Am Ende steht die dringende Notwendigkeit einer menschenfreundlichen Definition von Heimat, nicht als Herkunftsbezeichnung, sondern als Utopikum, denn Heimat umfasst die Welt als Ganzes und sie ist ein wichtiger Schlüssel für die Kultur einer kommenden Gesellschaft.
„Bleiben will ich, wo ich nie gewesen bin“ ist die Schlusszeile eines Gedichts, das Thomas Brasch zu seiner Ausreise aus der DDR 1976 schrieb. Das Verlorensein zwischen zwei Welten ist auch den Arbeiten der hier gezeigten Künstler*innen inne – zwischen Ost und West, Orient und Okzident, dem Allgäu und Berlin. In der Kunst kann die utopische Qualität des Heimatbegriffs ihren Widerhall finden.
David Adam wurde 1970 in Dresden in der ehemaligen DDR geboren. In frühen fotografischen Arbeiten dokumentiert er das Vorwendegeschehen aus der Mitte gesellschaftlicher Umwälzungen und setzt sich dabei nicht selten dem Risiko staatlicher Gewalt aus. Nach dem Fall der Mauer absolviert er ein Kunststudium in der sächsischen Landeshauptstadt und kehrt ihr zunächst den Rücken. Das ambivalente Verhältnis zu seiner Geburtsstadt bewegt ihn schließlich zur Rückkehr. Mit Auftreten der Ressentimentbewegung Pegida 2014 wendet er sich der direktesten aller Kunstformen zu. Mit Aktionen im öffentlichen Raum kommentiert er die gesellschaftlichen Verwerfungen und Spuren des neurechten Personals, humorvoll und gleichsam kompromisslos. Als Kunstfigur Dada Vadim thematisiert er die Rolle des Künstlers als „Schmerzensmann“ der Gesellschaft.
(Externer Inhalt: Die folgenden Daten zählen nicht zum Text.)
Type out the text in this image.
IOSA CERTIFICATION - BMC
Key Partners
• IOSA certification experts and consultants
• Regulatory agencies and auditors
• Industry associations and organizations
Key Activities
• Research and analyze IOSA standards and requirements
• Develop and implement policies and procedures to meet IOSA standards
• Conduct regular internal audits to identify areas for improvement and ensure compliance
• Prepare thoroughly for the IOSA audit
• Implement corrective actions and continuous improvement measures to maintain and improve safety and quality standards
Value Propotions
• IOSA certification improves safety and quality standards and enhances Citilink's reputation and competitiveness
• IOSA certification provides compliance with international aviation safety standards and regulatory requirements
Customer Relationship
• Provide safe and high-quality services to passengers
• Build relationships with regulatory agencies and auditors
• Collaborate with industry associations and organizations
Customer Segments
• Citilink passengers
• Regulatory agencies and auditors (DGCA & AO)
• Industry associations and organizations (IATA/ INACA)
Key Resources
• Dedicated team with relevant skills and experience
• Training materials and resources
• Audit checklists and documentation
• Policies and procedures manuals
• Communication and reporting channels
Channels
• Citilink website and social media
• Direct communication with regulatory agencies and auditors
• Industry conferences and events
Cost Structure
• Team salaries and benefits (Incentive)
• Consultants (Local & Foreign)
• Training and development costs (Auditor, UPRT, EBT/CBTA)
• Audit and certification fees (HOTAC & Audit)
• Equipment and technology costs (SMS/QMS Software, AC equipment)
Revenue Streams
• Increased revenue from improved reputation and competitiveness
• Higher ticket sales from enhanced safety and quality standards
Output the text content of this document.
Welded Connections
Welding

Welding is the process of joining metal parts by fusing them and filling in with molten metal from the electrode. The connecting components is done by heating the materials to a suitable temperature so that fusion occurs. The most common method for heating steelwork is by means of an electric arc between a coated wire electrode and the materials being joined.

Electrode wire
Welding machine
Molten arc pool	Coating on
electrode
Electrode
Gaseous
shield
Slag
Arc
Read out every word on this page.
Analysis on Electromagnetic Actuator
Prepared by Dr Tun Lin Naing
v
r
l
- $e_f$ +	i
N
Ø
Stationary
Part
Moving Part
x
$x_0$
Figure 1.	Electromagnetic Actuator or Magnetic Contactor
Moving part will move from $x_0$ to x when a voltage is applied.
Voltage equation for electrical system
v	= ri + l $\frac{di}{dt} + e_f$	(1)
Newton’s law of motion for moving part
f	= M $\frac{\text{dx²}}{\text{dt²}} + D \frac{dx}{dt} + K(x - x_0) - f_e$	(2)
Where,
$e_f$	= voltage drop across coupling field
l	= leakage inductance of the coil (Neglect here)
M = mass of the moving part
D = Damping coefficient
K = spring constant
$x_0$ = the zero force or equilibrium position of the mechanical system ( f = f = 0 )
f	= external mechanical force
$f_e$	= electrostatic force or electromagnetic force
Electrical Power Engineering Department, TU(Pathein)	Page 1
Manaf Halbouni wurde 1984 in der syrischen Hauptstadt Damaskus geboren. Um dem Wehrdienst in seiner Heimat zu entgehen, kam er 2008 nach Dresden, in die Geburtsstadt seiner Mutter. Dort setzte er sein 2005 in Damaskus begonnenes Kunststudium fort. Nach Ausbruch des syrischen Bürgerkrieges 2011 verschwand die Perspektive seiner Rückkehr. Er blieb in Deutschland und lebt heute in Berlin. Als „subversiver Kartograph“ widmet sich Halbouni Geschichtsverläufen und gegenwärtigen Konflikten in einer Mischung aus Fiktion und historischen Fakten. Mit seinen Projekten entlarvt er westliche Darstellungen vom „Orient“ als Stereotypen und kehrt Geschichtsnarrative auf eine tragikomische Weise um.
Cornelia Renz wurde 1966 in Kaufbeuren im bayrischen Allgäu geboren. Nach der Wende übersiedelte sie nach Sachsen und absolvierte ein Kunststudium an der Hochschule für Grafik und Buchkunst in Leipzig. Heute lebt und arbeitet sie in Berlin, Tel Aviv und Jerusalem. Als Deutsche in Israel beschäftigt sie sich mit Fragen zum Verhältnis von einheimisch, vertrieben und zugewandert. In ihrer künstlerischen Praxis der Collage und Installation verbindet sie Figuren aus der Populärkultur mit Fragmenten aus der Kunst- und Mediengeschichte und autobiografischen Fundstücken. Die so entstandenen neuen Kontexte dekonstruieren kulturelle Normen wie tradierte Rollenbilder.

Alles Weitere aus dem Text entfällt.